简体   繁体   English

Oracle 按连续值查询分组并获取开始日期和结束日期

[英]Oracle query group by consecutive value and get start date and end date

I have a table like this (actually, is the result of a large large query):我有一个这样的表(实际上是大型查询的结果):

id   |  date_measured        |  out_of_range
-----+-----------------------+--------------
3147 |  09/08/2019 20.00:00  |  1
3147 |  09/08/2019 21.00:00  |  0
3147 |  09/08/2019 22.00:00  |  0
3147 |  09/08/2019 23.00:00  |  1
3147 |  10/08/2019 00.00:00  |  1
3147 |  10/08/2019 01.00:00  |  1
3147 |  10/08/2019 02.00:00  |  0
3125 |  09/08/2019 20.00:00  |  0
3125 |  09/08/2019 21.00:00  |  1
3125 |  09/08/2019 22.00:00  |  1
3125 |  09/08/2019 23.00:00  |  0
3125 |  10/08/2019 00.00:00  |  1
3125 |  10/08/2019 01.00:00  |  1
3125 |  10/08/2019 02.00:00  |  1

and I need this result:我需要这个结果:

id   |  date_measured_start  |  date_measured_end    |  consecutive_out_of_range
-----+-----------------------+-----------------------+--------------------------
3147 |  09/08/2019 20.00:00  |  09/08/2019 20.00:00  |  1
3147 |  09/08/2019 23.00:00  |  10/08/2019 01.00:00  |  3
3125 |  09/08/2019 21.00:00  |  09/08/2019 22.00:00  |  2
3125 |  10/08/2019 00.00:00  |  10/08/2019 02.00:00  |  3

that is the consecutive recurrence of the value out_of_range = 1 and the relative start and end date.这是值out_of_range = 1和相对开始和结束日期的连续重复。

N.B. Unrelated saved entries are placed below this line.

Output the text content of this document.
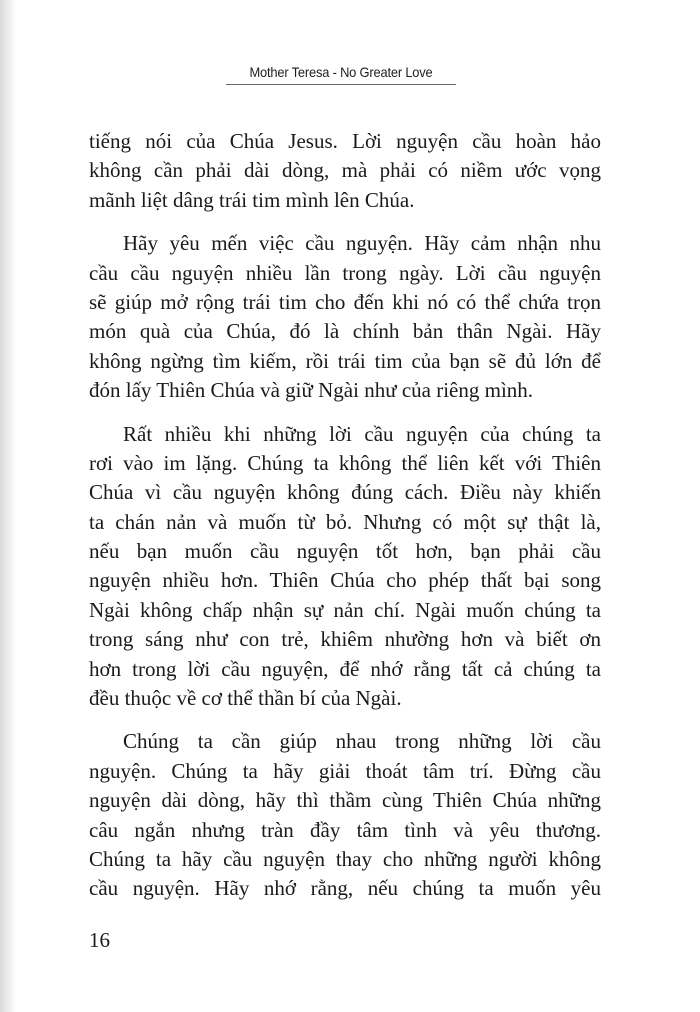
Mother Teresa - No Greater Love

tiếng nói của Chúa Jesus. Lời nguyện cầu hoàn hảo
không cần phải dài dòng, mà phải có niềm ước vọng
mãnh liệt dâng trái tim mình lên Chúa.

Hãy yêu mến việc cầu nguyện. Hãy cảm nhận nhu
cầu cầu nguyện nhiều lần trong ngày. Lời cầu nguyện
sẽ giúp mở rộng trái tim cho đến khi nó có thể chứa trọn
món quà của Chúa, đó là chính bản thân Ngài. Hãy
không ngừng tìm kiếm, rồi trái tim của bạn sẽ đủ lớn để
đón lấy Thiên Chúa và giữ Ngài như của riêng mình.

Rất nhiều khi những lời cầu nguyện của chúng ta
rơi vào im lặng. Chúng ta không thể liên kết với Thiên
Chúa vì cầu nguyện không đúng cách. Điều này khiến
ta chán nản và muốn từ bỏ. Nhưng có một sự thật là,
nếu bạn muốn cầu nguyện tốt hơn, bạn phải cầu
nguyện nhiều hơn. Thiên Chúa cho phép thất bại song
Ngài không chấp nhận sự nản chí. Ngài muốn chúng ta
trong sáng như con trẻ, khiêm nhường hơn và biết ơn
hơn trong lời cầu nguyện, để nhớ rằng tất cả chúng ta
đều thuộc về cơ thể thần bí của Ngài.

Chúng ta cần giúp nhau trong những lời cầu
nguyện. Chúng ta hãy giải thoát tâm trí. Đừng cầu
nguyện dài dòng, hãy thì thầm cùng Thiên Chúa những
câu ngắn nhưng tràn đầy tâm tình và yêu thương.
Chúng ta hãy cầu nguyện thay cho những người không
cầu nguyện. Hãy nhớ rằng, nếu chúng ta muốn yêu

16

I tried to use this solution but I just can't have only the consecutive 1 for the out_of_range .我尝试使用解决方案,但我不能只有连续的1用于out_of_range value.价值。

Here is a different application of the same method as in MT0's answer.这是与 MT0 答案中相同方法的不同应用。 The method is known as the "fixed differences" method (the "fixed differences", in both solutions, are the additional, computed value by which we group the data);该方法被称为“固定差异”方法(两种解决方案中的“固定差异”是我们对数据进行分组的附加计算值); also known as the "tabibitosan" method.也称为“tabibitosan”方法。

In this solution I subtract a row_number() (appropriately modified) directly from the date, but after selecting just the rows with the flag equal to 1. This may be important if you have a very large amount of data, but only a relatively small fraction of rows have the flag equal to 1. This is because row_number() needs to order the data, and ordering is an expensive operation.在这个解决方案中,我直接从日期中减去row_number() (适当修改),但是选择标志等于 1 的行之后。如果您有大量数据,这可能很重要,但只有相对较小一小部分行的标志等于 1。这是因为row_number()需要对数据进行排序,并且排序是一项昂贵的操作。 To solve the problem, we don't need to order (by date) the rows where the flag is 0 - only the rows where the flag is 1.为了解决这个问题,我们不需要(按日期)对标志为 0 的行进行排序 - 只需对标志为 1 的行进行排序。

EDIT (based on MT0's comment below this answer)编辑(基于 MT0 在此答案下方的评论)

MT0 points out, correctly, that my solution assumes something that is true in the test data posted by the OP, but not stated explicitly. MT0 正确地指出,我的解决方案假定 OP 发布的测试数据中的某些内容是正确的,但没有明确说明。 Namely, that the date-times in the date_measured column are continuous sequences of date-time, spaced at one hour intervals.也就是说, date_measured列中的日期时间是日期时间的连续序列,间隔为一小时。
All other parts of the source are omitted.